Enfin s’ouvrent pour vous les portes du grand séminaire de saint Sulpice ! Un cadre difficile pour un original comme vous ?

Vérifiée ou imaginaire ma réputation est tenace : immense amour des pauvres, affection sans limite pour la Vierge Marie, pratiques des mortifications que certains trouvaient excessives. Dès le premier soir, un «Te Deum» de la communauté a voulu honorer mon arrivée. La règle d’or de ce séminaire était la suivante : « vivre intérieurement de la vie du Christ, la manifester dans notre corps mortel et se mettre sous le regard et à l’école de Marie ».

Quel était votre programme de vie dans ce séminaire ?

Etudier la théologie, apprendre à faire oraison, me plonger dans d’abondantes lectures spirituelles, accueillir les épreuves et découvrir la divine Sagesse. La vie était austère, la nourriture peu abondante et la discipline très stricte. Aucune place pour la fantaisie. Etant parmi les plus démunis et le dernier arrivé, j’ai eu la chance de pouvoir imiter un peu la vie de saint François d’assise : ma cellule était sous les toits, froide l’hiver, surchauffée l’été. Les punaises et les insectes s’y relayaient de jour comme de nuit. L’hiver j’étais pieds nus dans mes sandales.

Faisiez-vous partie des séminaristes qui allaient prendre des cours en Sorbonne ?

Effectivement ils y allaient pratiquement tous, mais personnellement je ne disposais pas des moyens financiers pour y participer. J’avoue que j’en étais satisfait car les principes jansénistes régnaient en maîtres à la Sorbonne, de plus il n’y avait guère de discipline et beaucoup de perte de temps. De ma petite cellule de ce quartier de Vaugirard, je jouxtais la campagne avec les terres cultivées, les bosquets et les moulins à vent. Mon plaisir était la louange, l’oraison, la méditation au point que mon directeur me forçait à raconter des histoires drôles pendant les récréations et temps libres. J’avais bien du mal à retomber sur terre.

Une fois encore ce Louis Marie original et excessif ?

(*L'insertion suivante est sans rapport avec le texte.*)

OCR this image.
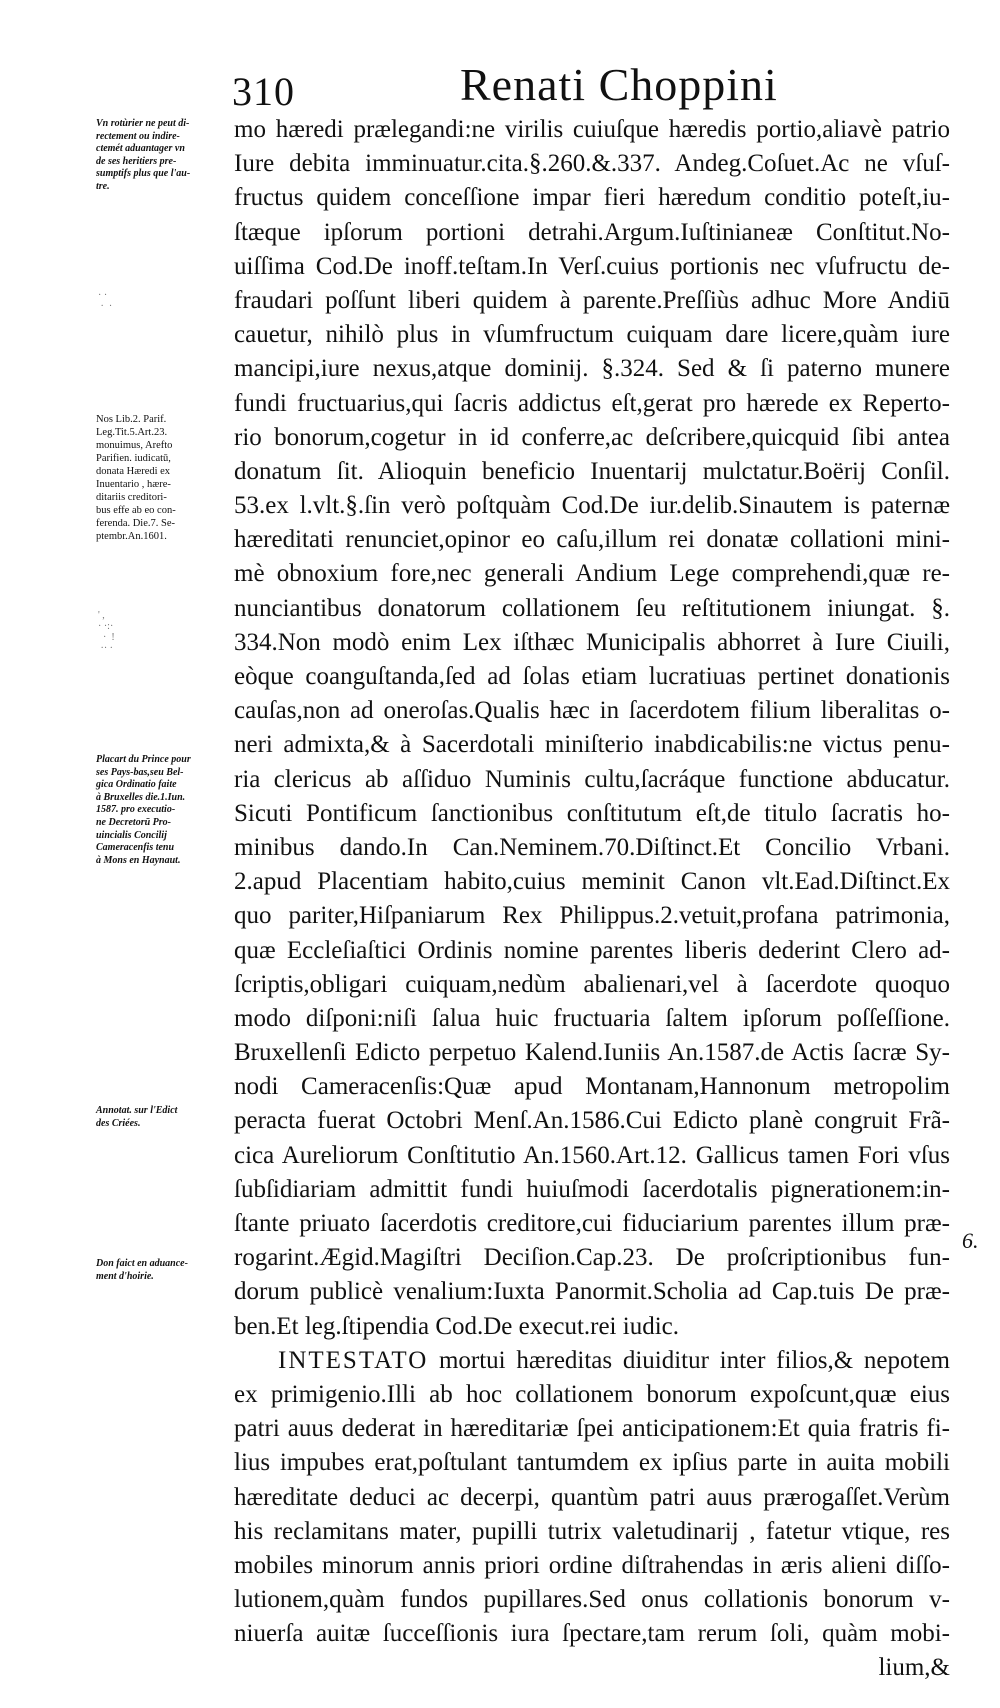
310	Renati Choppini
Vn rotùrier ne peut di-
rectement ou indire-
ctemét aduantager vn
de ses heritiers pre-
sumptifs plus que l'au-
tre.
Nos Lib.2. Parif.
Leg.Tit.5.Art.23.
monuimus, Arefto
Parifien. iudicatū,
donata Hæredi ex
Inuentario , hære-
ditariis creditori-
bus effe ab eo con-
ferenda. Die.7. Se-
ptembr.An.1601.
Placart du Prince pour
ses Pays-bas,seu Bel-
gica Ordinatio faite
à Bruxelles die.1.Iun.
1587. pro executio-
ne Decretorū Pro-
uincialis Concilij
Cameracenfis tenu
à Mons en Haynaut.
Annotat. sur l'Edict
des Criées.
Don faict en aduance-
ment d'hoirie.
6.
· ·
·  ·
' ,
· ·:·
·  !
·· ·
mo hæredi prælegandi:ne virilis cuiuſque hæredis portio,aliavè patrio
Iure debita imminuatur.cita.§.260.&.337. Andeg.Coſuet.Ac ne vſuſ-
fructus quidem conceſſione impar fieri hæredum conditio poteſt,iu-
ſtæque ipſorum portioni detrahi.Argum.Iuſtinianeæ Conſtitut.No-
uiſſima Cod.De inoff.teſtam.In Verſ.cuius portionis nec vſufructu de-
fraudari poſſunt liberi quidem à parente.Preſſiùs adhuc More Andiū
cauetur, nihilò plus in vſumfructum cuiquam dare licere,quàm iure
mancipi,iure nexus,atque dominij. §.324. Sed & ſi paterno munere
fundi fructuarius,qui ſacris addictus eſt,gerat pro hærede ex Reperto-
rio bonorum,cogetur in id conferre,ac deſcribere,quicquid ſibi antea
donatum ſit. Alioquin beneficio Inuentarij mulctatur.Boërij Conſil.
53.ex l.vlt.§.ſin verò poſtquàm Cod.De iur.delib.Sinautem is paternæ
hæreditati renunciet,opinor eo caſu,illum rei donatæ collationi mini-
mè obnoxium fore,nec generali Andium Lege comprehendi,quæ re-
nunciantibus donatorum collationem ſeu reſtitutionem iniungat. §.
334.Non modò enim Lex iſthæc Municipalis abhorret à Iure Ciuili,
eòque coanguſtanda,ſed ad ſolas etiam lucratiuas pertinet donationis
cauſas,non ad oneroſas.Qualis hæc in ſacerdotem filium liberalitas o-
neri admixta,& à Sacerdotali miniſterio inabdicabilis:ne victus penu-
ria clericus ab aſſiduo Numinis cultu,ſacráque functione abducatur.
Sicuti Pontificum ſanctionibus conſtitutum eſt,de titulo ſacratis ho-
minibus dando.In Can.Neminem.70.Diſtinct.Et Concilio Vrbani.
2.apud Placentiam habito,cuius meminit Canon vlt.Ead.Diſtinct.Ex
quo pariter,Hiſpaniarum Rex Philippus.2.vetuit,profana patrimonia,
quæ Eccleſiaſtici Ordinis nomine parentes liberis dederint Clero ad-
ſcriptis,obligari cuiquam,nedùm abalienari,vel à ſacerdote quoquo
modo diſponi:niſi ſalua huic fructuaria ſaltem ipſorum poſſeſſione.
Bruxellenſi Edicto perpetuo Kalend.Iuniis An.1587.de Actis ſacræ Sy-
nodi Cameracenſis:Quæ apud Montanam,Hannonum metropolim
peracta fuerat Octobri Menſ.An.1586.Cui Edicto planè congruit Frã-
cica Aureliorum Conſtitutio An.1560.Art.12. Gallicus tamen Fori vſus
ſubſidiariam admittit fundi huiuſmodi ſacerdotalis pignerationem:in-
ſtante priuato ſacerdotis creditore,cui fiduciarium parentes illum præ-
rogarint.Ægid.Magiſtri Deciſion.Cap.23. De proſcriptionibus fun-
dorum publicè venalium:Iuxta Panormit.Scholia ad Cap.tuis De præ-
ben.Et leg.ſtipendia Cod.De execut.rei iudic.
INTESTATO mortui hæreditas diuiditur inter filios,& nepotem
ex primigenio.Illi ab hoc collationem bonorum expoſcunt,quæ eius
patri auus dederat in hæreditariæ ſpei anticipationem:Et quia fratris fi-
lius impubes erat,poſtulant tantumdem ex ipſius parte in auita mobili
hæreditate deduci ac decerpi, quantùm patri auus prærogaſſet.Verùm
his reclamitans mater, pupilli tutrix valetudinarij , fatetur vtique, res
mobiles minorum annis priori ordine diſtrahendas in æris alieni diſſo-
lutionem,quàm fundos pupillares.Sed onus collationis bonorum v-
niuerſa auitæ ſucceſſionis iura ſpectare,tam rerum ſoli, quàm mobi-
lium,&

C’est exact ! Il me fallait conjuguer ma grande soif spirituelle avec le cadre d’une vie en collectivité. Mon premier principe était une obéissance absolue à mes directeurs et supérieurs. Cependant je ne pouvais éviter les remarques de ceux qui me disaient que je n’en faisais qu’à ma tête, que je me singularisais, que je substituais mes caprices à la volonté de Dieu. Cela allait jusqu’à rendre perplexes ceux qui devaient me diriger. J’étais souvent méconnu, incompris et méprisé. Ces petites vexations m’apportaient la joie immense de pouvoir imiter le Christ.

Vous échappiez-vous un peu des murs de ce séminaire ?

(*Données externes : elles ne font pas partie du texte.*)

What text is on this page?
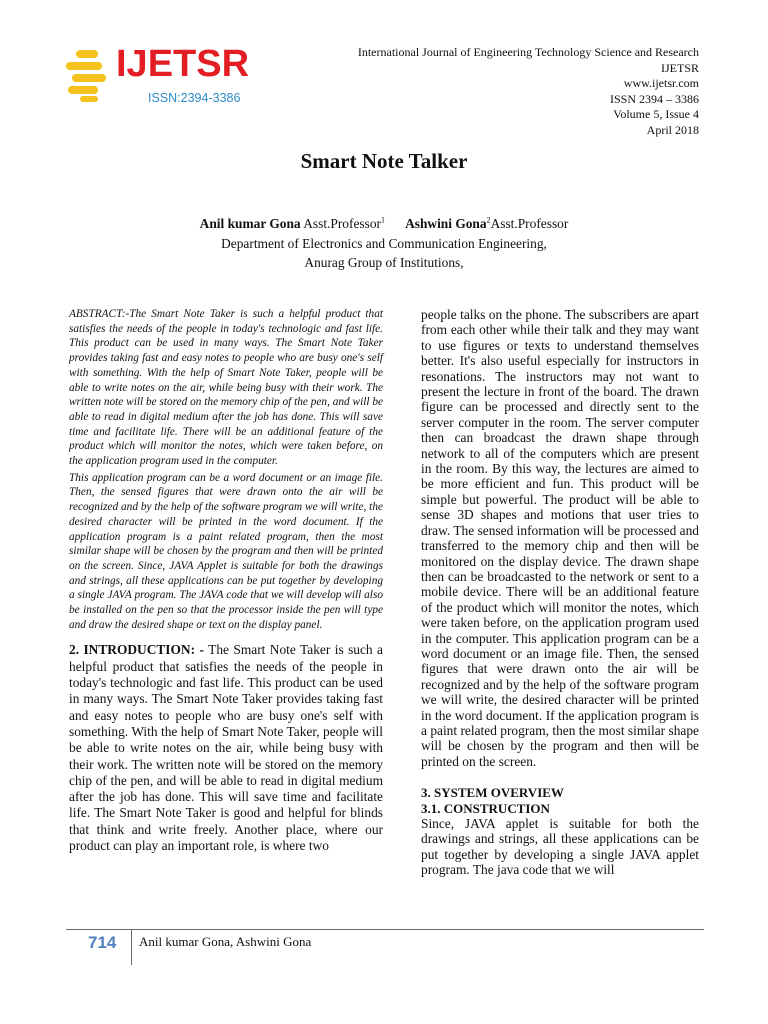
IJETSR
ISSN:2394-3386
International Journal of Engineering Technology Science and Research
IJETSR
www.ijetsr.com
ISSN 2394 – 3386
Volume 5, Issue 4
April 2018
Smart Note Talker
Anil kumar Gona Asst.Professor$^1$ Ashwini Gona$^2$Asst.Professor
Department of Electronics and Communication Engineering,
Anurag Group of Institutions,

ABSTRACT:-The Smart Note Taker is such a helpful product that satisfies the needs of the people in today's technologic and fast life. This product can be used in many ways. The Smart Note Taker provides taking fast and easy notes to people who are busy one's self with something. With the help of Smart Note Taker, people will be able to write notes on the air, while being busy with their work. The written note will be stored on the memory chip of the pen, and will be able to read in digital medium after the job has done. This will save time and facilitate life. There will be an additional feature of the product which will monitor the notes, which were taken before, on the application program used in the computer.

This application program can be a word document or an image file. Then, the sensed figures that were drawn onto the air will be recognized and by the help of the software program we will write, the desired character will be printed in the word document. If the application program is a paint related program, then the most similar shape will be chosen by the program and then will be printed on the screen. Since, JAVA Applet is suitable for both the drawings and strings, all these applications can be put together by developing a single JAVA program. The JAVA code that we will develop will also be installed on the pen so that the processor inside the pen will type and draw the desired shape or text on the display panel.

2. INTRODUCTION: - The Smart Note Taker is such a helpful product that satisfies the needs of the people in today's technologic and fast life. This product can be used in many ways. The Smart Note Taker provides taking fast and easy notes to people who are busy one's self with something. With the help of Smart Note Taker, people will be able to write notes on the air, while being busy with their work. The written note will be stored on the memory chip of the pen, and will be able to read in digital medium after the job has done. This will save time and facilitate life. The Smart Note Taker is good and helpful for blinds that think and write freely. Another place, where our product can play an important role, is where two

people talks on the phone. The subscribers are apart from each other while their talk and they may want to use figures or texts to understand themselves better. It's also useful especially for instructors in resonations. The instructors may not want to present the lecture in front of the board. The drawn figure can be processed and directly sent to the server computer in the room. The server computer then can broadcast the drawn shape through network to all of the computers which are present in the room. By this way, the lectures are aimed to be more efficient and fun. This product will be simple but powerful. The product will be able to sense 3D shapes and motions that user tries to draw. The sensed information will be processed and transferred to the memory chip and then will be monitored on the display device. The drawn shape then can be broadcasted to the network or sent to a mobile device. There will be an additional feature of the product which will monitor the notes, which were taken before, on the application program used in the computer. This application program can be a word document or an image file. Then, the sensed figures that were drawn onto the air will be recognized and by the help of the software program we will write, the desired character will be printed in the word document. If the application program is a paint related program, then the most similar shape will be chosen by the program and then will be printed on the screen.

3. SYSTEM OVERVIEW

3.1. CONSTRUCTION

Since, JAVA applet is suitable for both the drawings and strings, all these applications can be put together by developing a single JAVA applet program. The java code that we will

714 Anil kumar Gona, Ashwini Gona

Bien sûr je sortais souvent, mais ce n’était pas de tout repos ! Un jour, je croise deux jeunes gens qui se querellaient au point de tirer l’épée. A l’étonnement des badauds, je bondis au milieu d’eux en leur montrant un crucifix et je leur demande de rengainer ces épées et d’oublier leurs griefs. Leur colère tombe et ils se séparent. A quelque temps de là, l’un des deux se convertit et entre à saint Sulpice comme séminariste.

Une autre fois, dans le quartier de saint Germain qui était tout proche, je vois des camelots et chanteurs qui débitaient des paroles obscènes. La foule faisait cercle autour d’eux et achetait leurs produits néfastes. Il m’arrivait d’acheter une part importante du stock et après une réprimande publique aux marchands, j’en faisais une destruction exemplaire. Certains ricanaient et je leur disais que je pouvais au moins retarder le mal que je ne pouvais empêcher. (Extraits du livre « En haute mer »)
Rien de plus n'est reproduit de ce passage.